C’est là que la fatigue se loge. La collecte des chiffres, on finit toujours par la faire — c’est l’analyse qui coûte. Comparer un mois à l’autre. Repérer la sœur dont les heures glissent doucement, mois après mois, sans qu’aucun chiffre isolé ne sonne l’alarme. Retaper dans JW Hub des totaux qu’on a déjà calculés trois fois. C’est cette partie-là qu’on raconte rarement, et c’est précisément celle qu’Unitae change.

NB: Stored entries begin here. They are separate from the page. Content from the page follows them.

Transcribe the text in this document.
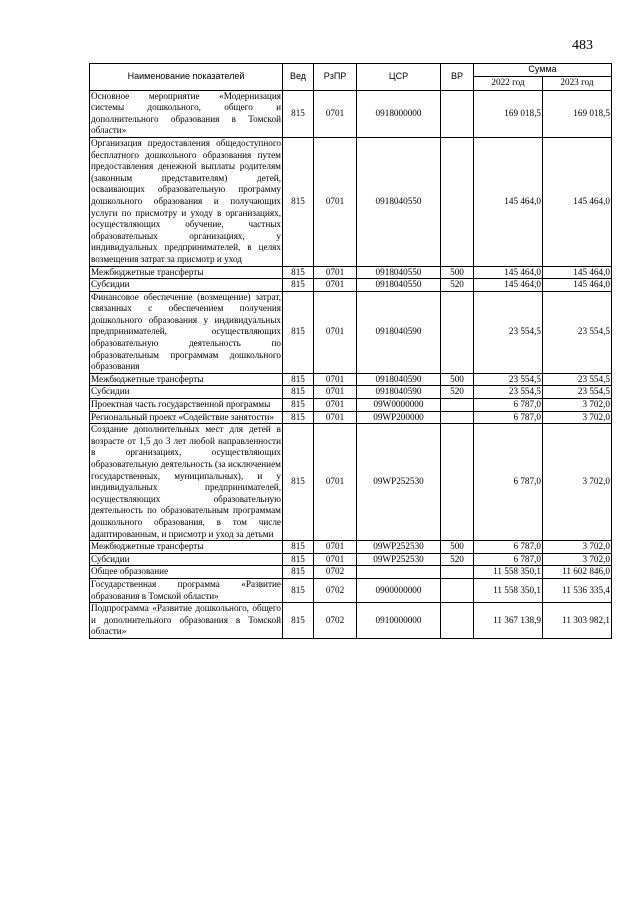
483
Наименование показателей	Вед	РзПР	ЦСР	ВР	Сумма	
					2022 год	2023 год
Основное мероприятие «Модернизация системы дошкольного, общего и дополнительного образования в Томской области»	815	0701	0918000000		169 018,5	169 018,5
Организация предоставления общедоступного бесплатного дошкольного образования путем предоставления денежной выплаты родителям (законным представителям) детей, осваивающих образовательную программу дошкольного образования и получающих услуги по присмотру и уходу в организациях, осуществляющих обучение, частных образовательных организациях, у индивидуальных предпринимателей, в целях возмещения затрат за присмотр и уход	815	0701	0918040550		145 464,0	145 464,0
Межбюджетные трансферты	815	0701	0918040550	500	145 464,0	145 464,0
Субсидии	815	0701	0918040550	520	145 464,0	145 464,0
Финансовое обеспечение (возмещение) затрат, связанных с обеспечением получения дошкольного образования у индивидуальных предпринимателей, осуществляющих образовательную деятельность по образовательным программам дошкольного образования	815	0701	0918040590		23 554,5	23 554,5
Межбюджетные трансферты	815	0701	0918040590	500	23 554,5	23 554,5
Субсидии	815	0701	0918040590	520	23 554,5	23 554,5
Проектная часть государственной программы	815	0701	09W0000000		6 787,0	3 702,0
Региональный проект «Содействие занятости»	815	0701	09WP200000		6 787,0	3 702,0
Создание дополнительных мест для детей в возрасте от 1,5 до 3 лет любой направленности в организациях, осуществляющих образовательную деятельность (за исключением государственных, муниципальных), и у индивидуальных предпринимателей, осуществляющих образовательную деятельность по образовательным программам дошкольного образования, в том числе адаптированным, и присмотр и уход за детьми	815	0701	09WP252530		6 787,0	3 702,0
Межбюджетные трансферты	815	0701	09WP252530	500	6 787,0	3 702,0
Субсидии	815	0701	09WP252530	520	6 787,0	3 702,0
Общее образование	815	0702			11 558 350,1	11 602 846,0
Государственная программа «Развитие образования в Томской области»	815	0702	0900000000		11 558 350,1	11 536 335,4
Подпрограмма «Развитие дошкольного, общего и дополнительного образования в Томской области»	815	0702	0910000000		11 367 138,9	11 303 982,1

Trois bascules concrètes, dans l’ordre. La centralisation, qui supprime la transmission entre surveillants et secrétaire — quand l’un saisit, l’autre l’a déjà. Les totaux que JW Hub réclame, déjà calculés en continu : le secrétaire copie-colle, il n’agrège plus. Et la détection automatique des proclamateurs irréguliers, qui transforme une chasse au tableau croisé sur six mois en un simple coup d’œil. À ce moment-là, le rôle change de nature.
Une seule base, deux rôles qui la regardent
Le fonctionnement habituel demande deux saisies. Le surveillant note l’activité de son groupe dans son carnet ou sur son téléphone, puis envoie le tout au secrétaire — message, photo de tableau, fichier joint. Le secrétaire reçoit dix versions, ouvre son propre tableur, ressaisit ligne par ligne. Si un chiffre lui paraît étrange, il rouvre le message, recompte. Si le surveillant corrige une donnée le lendemain, on espère que personne n’oublie de la reporter.
Dans Unitae, il n’y a qu’une saisie. Quand le surveillant coche un proclamateur de son groupe, le secrétaire l’a déjà — exactement la même donnée, à la seconde. Pas de transmission, pas de ressaisie, pas de divergence possible entre la version du surveillant et celle du secrétaire. Le tableau d’activité de l’assemblée est unique, alimenté par ceux qui connaissent leurs proclamateurs, consulté par celui qui en tient registre.
JW Hub : copier-coller, plus agréger
Le rapport mensuel à remonter à la filiale, dans JW Hub, est un agrégat : combien de proclamateurs ce mois-ci, combien de pionniers permanents, combien d’études bibliques, le total des heures par catégorie, les pourcentages d’activité. Le secrétaire de tableur passe une bonne partie de sa soirée à reconstruire ces totaux à la main, formule par formule, en priant pour qu’aucune cellule ne se soit décalée depuis le mois dernier.
Dans Unitae, ces totaux sont calculés en continu. À chaque coche d’un surveillant, l’agrégat de l’assemblée se met à jour. Quand vient le moment de remplir JW Hub, le secrétaire ouvre l’écran de synthèse et copie-colle les chiffres déjà prêts : pionniers permanents, pionniers auxiliaires, proclamateurs, totaux d’heures, totaux d’études. Vingt minutes de calcul deviennent trois minutes de transcription. Et les chiffres sont, eux, exactement ceux des saisies des surveillants — pas une approximation reconstruite.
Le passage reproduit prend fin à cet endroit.